Une étude publiée en 2020 dans la revue Nature (lien archivé) a considéré les mesures majeures dans 11 pays européens au début de la pandémie et a considéré que “les mesures non-pharmaceutiques majeures – et les confinements en particulier – ont eu un large effet sur la réduction de la transmission“.

L’Organisation Mondiale de la Santé (OMS) a indiqué en 2020 sur son site (lien archivé) que les mesures de distanciation physique et les restrictions de déplacements à grande échelle pouvaient “ralentir la transmission du Covid-19 en limitant les contacts entre les personnes“.

Néanmoins, “ces mesures peuvent avoir un impact négatif profond sur les personnes, les communautés et les sociétés en réduisant la vie économique et sociale à un arrêt presque complet“, indique ce document, ajoutant que les groupes de personnes “désavantagées” étaient particulièrement affectés.

Par ailleurs, les autorités sanitaires de nombreux pays recommandent toujours la vaccination, même après une infection au Covid.

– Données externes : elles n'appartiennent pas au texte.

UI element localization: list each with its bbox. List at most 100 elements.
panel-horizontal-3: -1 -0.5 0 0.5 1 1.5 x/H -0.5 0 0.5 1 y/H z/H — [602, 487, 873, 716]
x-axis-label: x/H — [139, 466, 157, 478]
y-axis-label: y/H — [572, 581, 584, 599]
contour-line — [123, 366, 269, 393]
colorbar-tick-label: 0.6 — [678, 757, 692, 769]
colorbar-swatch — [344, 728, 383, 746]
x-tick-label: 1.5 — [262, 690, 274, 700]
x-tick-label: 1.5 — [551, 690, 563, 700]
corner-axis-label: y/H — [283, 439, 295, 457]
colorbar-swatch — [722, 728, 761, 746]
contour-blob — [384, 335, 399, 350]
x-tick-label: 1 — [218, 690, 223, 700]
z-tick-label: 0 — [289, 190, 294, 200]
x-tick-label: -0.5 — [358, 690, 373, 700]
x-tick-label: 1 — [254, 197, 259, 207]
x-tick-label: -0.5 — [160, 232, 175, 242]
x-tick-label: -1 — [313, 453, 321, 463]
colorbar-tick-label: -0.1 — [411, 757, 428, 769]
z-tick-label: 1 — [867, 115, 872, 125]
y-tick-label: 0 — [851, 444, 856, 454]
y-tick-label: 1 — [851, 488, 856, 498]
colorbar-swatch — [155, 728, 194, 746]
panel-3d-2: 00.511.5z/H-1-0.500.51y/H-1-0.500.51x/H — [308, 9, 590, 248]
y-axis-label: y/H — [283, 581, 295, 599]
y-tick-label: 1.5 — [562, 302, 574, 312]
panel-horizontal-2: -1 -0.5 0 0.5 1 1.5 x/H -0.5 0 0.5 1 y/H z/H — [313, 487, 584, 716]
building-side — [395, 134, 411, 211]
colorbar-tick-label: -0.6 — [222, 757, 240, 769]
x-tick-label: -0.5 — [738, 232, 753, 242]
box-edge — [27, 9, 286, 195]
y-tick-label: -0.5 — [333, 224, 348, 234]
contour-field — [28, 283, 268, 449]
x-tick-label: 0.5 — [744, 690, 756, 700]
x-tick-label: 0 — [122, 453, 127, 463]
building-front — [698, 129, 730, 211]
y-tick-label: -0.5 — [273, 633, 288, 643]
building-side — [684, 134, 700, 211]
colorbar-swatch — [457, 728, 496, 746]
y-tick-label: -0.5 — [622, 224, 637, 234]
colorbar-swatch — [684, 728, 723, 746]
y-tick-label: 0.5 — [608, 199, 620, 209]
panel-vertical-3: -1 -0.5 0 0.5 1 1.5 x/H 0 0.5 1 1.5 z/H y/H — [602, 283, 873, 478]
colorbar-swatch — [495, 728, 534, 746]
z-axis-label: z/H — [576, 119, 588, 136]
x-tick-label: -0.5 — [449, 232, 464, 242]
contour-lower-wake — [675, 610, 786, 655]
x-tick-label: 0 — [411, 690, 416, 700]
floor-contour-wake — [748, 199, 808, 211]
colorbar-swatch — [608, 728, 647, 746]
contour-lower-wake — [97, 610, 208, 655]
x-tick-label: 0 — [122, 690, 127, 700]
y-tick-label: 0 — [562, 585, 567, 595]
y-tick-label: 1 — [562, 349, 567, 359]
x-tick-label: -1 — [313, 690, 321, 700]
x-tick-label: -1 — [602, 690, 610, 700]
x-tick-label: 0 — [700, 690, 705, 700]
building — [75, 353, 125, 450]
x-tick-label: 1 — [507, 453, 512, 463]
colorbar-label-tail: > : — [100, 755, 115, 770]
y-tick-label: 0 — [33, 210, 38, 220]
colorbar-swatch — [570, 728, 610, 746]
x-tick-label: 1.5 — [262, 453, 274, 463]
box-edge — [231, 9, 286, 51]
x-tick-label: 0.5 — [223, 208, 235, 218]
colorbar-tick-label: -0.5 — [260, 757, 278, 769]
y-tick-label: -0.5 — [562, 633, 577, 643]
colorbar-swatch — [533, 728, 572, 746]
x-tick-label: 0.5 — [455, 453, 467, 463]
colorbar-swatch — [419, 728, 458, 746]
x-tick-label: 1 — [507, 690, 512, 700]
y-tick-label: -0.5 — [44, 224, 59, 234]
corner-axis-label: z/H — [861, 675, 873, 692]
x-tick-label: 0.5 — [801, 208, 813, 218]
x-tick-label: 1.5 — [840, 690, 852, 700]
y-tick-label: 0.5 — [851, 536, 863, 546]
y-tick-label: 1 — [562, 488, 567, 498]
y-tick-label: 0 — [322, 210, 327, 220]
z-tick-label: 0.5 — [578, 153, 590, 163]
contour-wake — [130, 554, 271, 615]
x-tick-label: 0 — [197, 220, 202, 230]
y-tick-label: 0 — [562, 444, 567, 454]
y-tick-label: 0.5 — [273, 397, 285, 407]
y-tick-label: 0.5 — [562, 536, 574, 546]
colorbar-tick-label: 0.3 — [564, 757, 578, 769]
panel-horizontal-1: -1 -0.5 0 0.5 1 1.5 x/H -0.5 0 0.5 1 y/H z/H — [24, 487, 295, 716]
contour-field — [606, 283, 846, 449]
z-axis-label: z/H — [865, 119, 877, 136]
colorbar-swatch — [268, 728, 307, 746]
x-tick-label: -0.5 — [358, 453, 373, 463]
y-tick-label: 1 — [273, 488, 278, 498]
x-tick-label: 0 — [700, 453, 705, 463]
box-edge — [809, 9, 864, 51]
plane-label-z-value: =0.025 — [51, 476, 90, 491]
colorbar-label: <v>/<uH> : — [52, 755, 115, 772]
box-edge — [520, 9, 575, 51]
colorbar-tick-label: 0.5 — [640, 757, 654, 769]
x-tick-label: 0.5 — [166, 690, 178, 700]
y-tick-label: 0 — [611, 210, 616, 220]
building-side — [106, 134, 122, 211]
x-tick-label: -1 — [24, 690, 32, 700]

Dans une foire aux questions (lien archivé) disponible sur le site du ministère de la santé français et mise à jour le 4 juillet 2023, il est ainsi indiqué que “conformément à l’avis (lien archivé) de la Haute Autorité de santé du 11 février 2021, une infection survenue dans un délai suffisant avant ou après une injection peut représenter une stimulation équivalente à une injection“.

Aux Etats-Unis, les Centers for Disease Control and Prevention (lien archivé), qui constituent l’agence de santé américaine ainsi que la première fédération hospitalière et de recherche Mayo Clinic (lien archivé) recommandent la vaccination à ceux qui ont déjà été infectés par le Covid.

Se faire vacciner contre le Covid-19 après s’être rétabli d’une infection offre une protection supplémentaire contre le Covid-19. Vous pouvez envisager de réaliser votre vaccination à partir de 3 mois après le moment où vos symptômes ont commencé ou, si vous n’avez pas eu de symptômes, à partir du moment où vous avez reçu un test positif. Les personnes qui ont déjà contracté le Covid-19 et qui ne se font pas vacciner après leur guérison sont plus susceptibles de contracter à nouveau le Covid-19 que celles qui se font vacciner après leur guérison“, indique le site des CDC.